One of the features of an old boxy CRT TV was that you could shoot at them. A light gun pointed at the screen could read the position of the electron beam based on when the phosphor lit up, and pulling the trigger let the gun register the shot. The old NES light gun was a bit cruder, but still more than good enough for Duck Hunt. The tech required exploiting a quirk of how a CRT tv works, though, so when HD TVs came along, light gun games all but died off. There were a few attempts using the Sony Move controllers, and I like to think they had to have been better than the games trying similar things with the Wii remotes, but in practical terms the genre died when TVs changed.

No genre stays dead forever in gaming, though, and now the light gun shooter is back and bigger than ever. Which doesn’t take much, admitted, seeing as they were always a niche, but it was a fun niche with a surprisingly diverse library. The Point Blank series was completely different from Ninja Assault, Elemental Gearbolt could in no way be confused with House of the Dead, Zombie Raid could sit beside Time Crisis and hold its own, and Gunblade NY was its own special brand of awesomeness. Some games came home, others were stranded in the arcade, but eventually they went away. Then VR happened and now the genre lives again. It looks different now, of course, because a decade will do that, but a combination of factors makes the VR shooting gallery both the logical evolution of the light gun shooter as well as being in danger of over-saturation.

One of the problems with VR is player motion, in that running around FPS-style is a great way to make someone physically sick. Sick players don’t tend to play a second round, ever, so the solution has been to make shooters use the room-scale feature to allow for real-world dodging while almost rooting the player to the spot for the actual shooting. It’s basically Time Crisis with a bit more freedom of movement, happening all around you. SuperHot, Space Pirate Simulator, ROM: Extraction, Lethal, Arizona Sunshine, Serious Sam: The Last Hope, and many, many others all work on roughly the same framework. SuperHot plants the player in a small area, defined by the boundaries of the play space, while Arizona Sunshine uses the teleport option to travel around an area, but the shooting, throwing, and even occasional punching is done standing still.
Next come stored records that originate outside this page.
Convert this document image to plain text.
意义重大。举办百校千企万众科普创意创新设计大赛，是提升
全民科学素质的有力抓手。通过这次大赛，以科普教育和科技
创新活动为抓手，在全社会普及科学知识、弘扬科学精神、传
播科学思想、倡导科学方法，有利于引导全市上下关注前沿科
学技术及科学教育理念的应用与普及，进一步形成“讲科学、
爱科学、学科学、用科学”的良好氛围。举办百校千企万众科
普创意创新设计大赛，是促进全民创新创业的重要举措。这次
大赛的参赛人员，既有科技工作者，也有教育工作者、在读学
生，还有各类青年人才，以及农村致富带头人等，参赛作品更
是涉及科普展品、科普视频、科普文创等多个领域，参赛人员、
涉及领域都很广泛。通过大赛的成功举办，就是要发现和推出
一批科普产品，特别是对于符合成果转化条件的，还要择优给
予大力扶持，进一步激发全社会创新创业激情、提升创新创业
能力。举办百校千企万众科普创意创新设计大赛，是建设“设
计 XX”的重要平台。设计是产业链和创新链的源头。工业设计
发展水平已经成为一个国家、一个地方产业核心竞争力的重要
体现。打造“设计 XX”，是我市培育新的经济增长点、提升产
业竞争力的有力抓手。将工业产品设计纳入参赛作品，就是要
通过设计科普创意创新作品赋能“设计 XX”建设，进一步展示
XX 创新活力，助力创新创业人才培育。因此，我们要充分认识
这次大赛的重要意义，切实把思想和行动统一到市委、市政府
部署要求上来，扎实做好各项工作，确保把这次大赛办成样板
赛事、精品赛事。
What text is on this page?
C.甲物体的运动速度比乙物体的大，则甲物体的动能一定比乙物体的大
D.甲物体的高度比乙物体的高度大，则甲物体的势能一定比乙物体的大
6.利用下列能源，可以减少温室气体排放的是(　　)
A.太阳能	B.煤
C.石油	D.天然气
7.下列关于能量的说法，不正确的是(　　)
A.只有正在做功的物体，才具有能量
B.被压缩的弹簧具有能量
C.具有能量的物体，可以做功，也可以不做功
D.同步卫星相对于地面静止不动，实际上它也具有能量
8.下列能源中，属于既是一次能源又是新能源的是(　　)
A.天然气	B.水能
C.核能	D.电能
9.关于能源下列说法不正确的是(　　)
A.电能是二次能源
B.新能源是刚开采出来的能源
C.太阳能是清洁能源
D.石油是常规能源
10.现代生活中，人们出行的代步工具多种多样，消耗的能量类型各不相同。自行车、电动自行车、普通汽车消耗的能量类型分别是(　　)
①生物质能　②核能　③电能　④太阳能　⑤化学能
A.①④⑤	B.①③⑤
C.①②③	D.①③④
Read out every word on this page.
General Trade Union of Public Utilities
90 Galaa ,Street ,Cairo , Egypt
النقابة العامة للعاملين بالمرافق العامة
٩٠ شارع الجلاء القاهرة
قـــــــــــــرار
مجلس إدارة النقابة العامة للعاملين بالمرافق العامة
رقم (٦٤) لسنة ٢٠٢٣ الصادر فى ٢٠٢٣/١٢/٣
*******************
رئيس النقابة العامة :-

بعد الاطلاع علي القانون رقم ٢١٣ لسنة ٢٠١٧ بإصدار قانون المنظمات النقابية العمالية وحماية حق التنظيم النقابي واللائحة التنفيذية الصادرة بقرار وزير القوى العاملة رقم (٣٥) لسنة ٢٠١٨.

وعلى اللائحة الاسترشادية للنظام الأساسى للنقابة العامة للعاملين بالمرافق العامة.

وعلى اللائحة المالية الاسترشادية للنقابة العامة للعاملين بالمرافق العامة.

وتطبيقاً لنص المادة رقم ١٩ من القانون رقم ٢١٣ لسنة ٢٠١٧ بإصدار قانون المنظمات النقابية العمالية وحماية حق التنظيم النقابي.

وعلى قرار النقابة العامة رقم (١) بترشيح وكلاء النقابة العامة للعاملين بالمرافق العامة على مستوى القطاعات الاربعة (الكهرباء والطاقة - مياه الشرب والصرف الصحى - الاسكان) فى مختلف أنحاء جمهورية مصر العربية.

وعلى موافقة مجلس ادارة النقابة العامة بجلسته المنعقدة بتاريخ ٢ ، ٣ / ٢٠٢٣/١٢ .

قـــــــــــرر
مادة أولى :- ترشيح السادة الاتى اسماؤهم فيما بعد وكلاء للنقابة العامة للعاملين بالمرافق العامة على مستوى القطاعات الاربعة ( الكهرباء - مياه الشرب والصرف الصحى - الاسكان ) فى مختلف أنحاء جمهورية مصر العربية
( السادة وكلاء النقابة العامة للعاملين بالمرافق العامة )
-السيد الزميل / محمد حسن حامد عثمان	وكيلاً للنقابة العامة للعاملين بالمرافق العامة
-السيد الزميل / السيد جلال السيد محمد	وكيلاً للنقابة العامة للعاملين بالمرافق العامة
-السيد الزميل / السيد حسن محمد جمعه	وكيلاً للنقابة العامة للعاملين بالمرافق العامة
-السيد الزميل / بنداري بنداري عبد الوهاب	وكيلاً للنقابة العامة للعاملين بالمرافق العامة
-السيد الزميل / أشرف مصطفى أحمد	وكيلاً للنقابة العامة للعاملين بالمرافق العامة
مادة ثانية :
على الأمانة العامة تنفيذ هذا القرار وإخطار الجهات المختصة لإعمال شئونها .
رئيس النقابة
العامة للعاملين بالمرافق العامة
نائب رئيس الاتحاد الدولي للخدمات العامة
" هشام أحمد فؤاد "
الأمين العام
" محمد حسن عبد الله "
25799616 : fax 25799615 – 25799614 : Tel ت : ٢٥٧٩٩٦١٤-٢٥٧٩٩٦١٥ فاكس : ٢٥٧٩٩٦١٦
While the liability of VR motion sickness makes standing still during a firefight the most comfortable way to shoot, it’s the advantage of the controllers that really revives the light gun shooter. Whether Vive wand or Rift handsets, aiming is done in as a real-word action where you hold the controller just like a plastic gun, and the skill of the player tends to be dependent on their aim. At this point I have to admit to having only played a handful of the shooting galleries available, so can’t speak to whether there’s aim-adjustment in the way that some FPSes have, but everything I’ve played so far has been nicely unforgiving on the bullet placement. Get the angle off by half an inch and the games give exactly what you asked for, which unfortunately was a near miss. Some games let you have two guns at once, others put a shield in the second hand, and one memorable scene in SuperHot had me swatting bullets out of the air the head of an axe like the most badass fly swatter ever. You stand up and wield the controllers 1:1 with their in-game representation, and it makes for a wonderfully immersive round of shooting.

Still, it’s a revival that runs the risk of oversaturation. The challenges of developing a comfortable action game in VR are still being worked around, and right now the shooting gallery is a known winner. Bad guys pop up, the player mows them down, rinse and repeat in the next game. Everything has its own style and armament, doing its best to set itself apart from the crowd, but it doesn’t take playing too many in a row to start feeling the repetition. Light gun games are a lot of fun, but they work best when near some fighters, a vertical or horizontal shooter, and maybe a row of skeeball machines. It really can’t be stressed enough that VR is in its early days, though, and the genre is going to grow and evolve in surprising and unexpected ways over the coming years. And as an added bonus, you don’t need to strap a massive CRT TV to your face to dive into its world.